L'affichage, sur la voie du digital
Les investissements publicitaires en affichage au premier semestre 2010 s'élèvent, selon l'Adex Report de Kantar Media (ex-TNS Media Intelligence), à 1 995 millions d'euros, soit une hausse de 10 % par rapport au premier semestre 2009. La communication extérieure représentée en France par les majors JCDecaux, Clear Channel, Métrobus et CBS Outdoor, a bénéficié d'une augmentation de 4 % des investissements des distributeurs, qui restent les premiers annonceurs sur ce média en valeur (19,3 % de parts de vente). Si l'on compte 193 annonceurs en moins, leur budget a néanmoins augmenté de 7,6 % en moyenne au premier semestre 2010. « Les Français sont exposés à plus de 150 panneaux publicitaires par jour et restent en moyenne 3 à 4 secondes par affiche, pour un taux de rétention de 2 à 3 %. Innover est donc primordial pour les annonceurs qui souhaitent obtenir les meilleurs retours possibles sur leurs investissements», affirme Jean Roche Bontemps, chef de projet pour l'Echangeur, centre de R & D qui regroupe les dernières innovations en matière de communication extérieure et digitale.

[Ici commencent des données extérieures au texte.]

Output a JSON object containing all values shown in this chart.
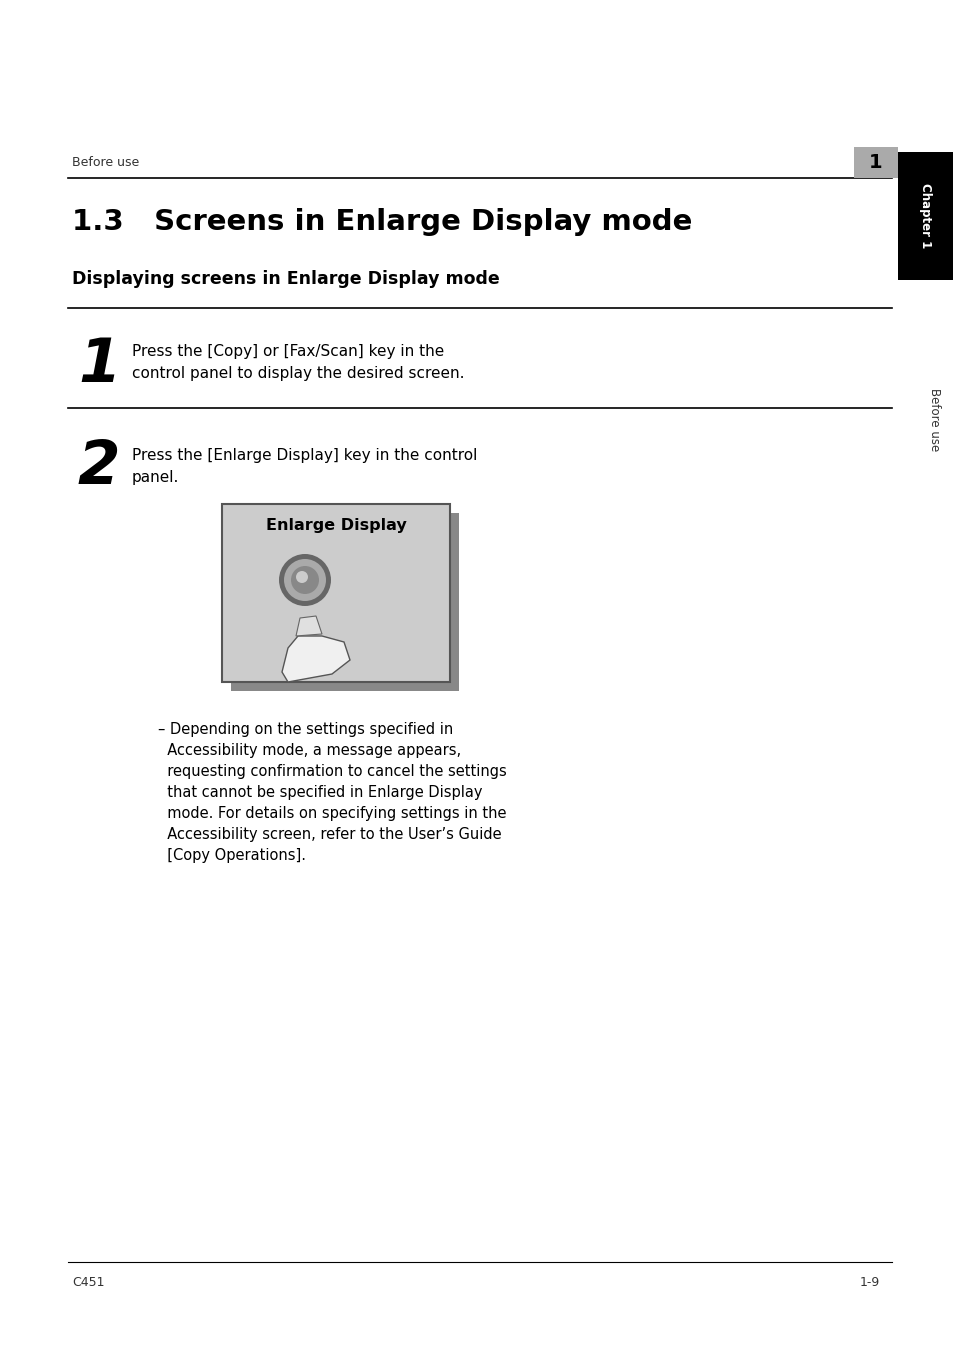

Ecran LCD, 3D, flashcode, bluetooth, étiquette électronique RFID..., écrans tactiles holographiques, les innovations en matière d'affichage ne manquent pas. Capter l'attention des passants, créer une affinité avec la marque ou le produit et bien sûr augmenter les ventes font partie des objectifs auxquels répond ce média, qui entre progressivement dans l'ère numérique. Les nouvelles technologies utilisées varient selon les secteurs. Si, par exemple, la 3D ne présente pas grand intérêt pour la grande distribution, elle s'adapte en revanche parfaitement aux besoins des annonceurs du luxe. En effet, à l'instar de Louis Vuitton, ces derniers peuvent offrir une vision très détaillée de leurs créations.
Un média interactif
Avec les nouvelles technologies, l'affichage devient interactif et se rapproche des consommateurs, en leur délivrant un contenu adapté à leurs besoins. Ces derniers peuvent désormais obtenir toutes sortes d'informations sur un produit ou une marque, en utilisant des solutions telles que le bluetooth, ou encore les flashcodes, une technologie japonaise, développée plus récemment.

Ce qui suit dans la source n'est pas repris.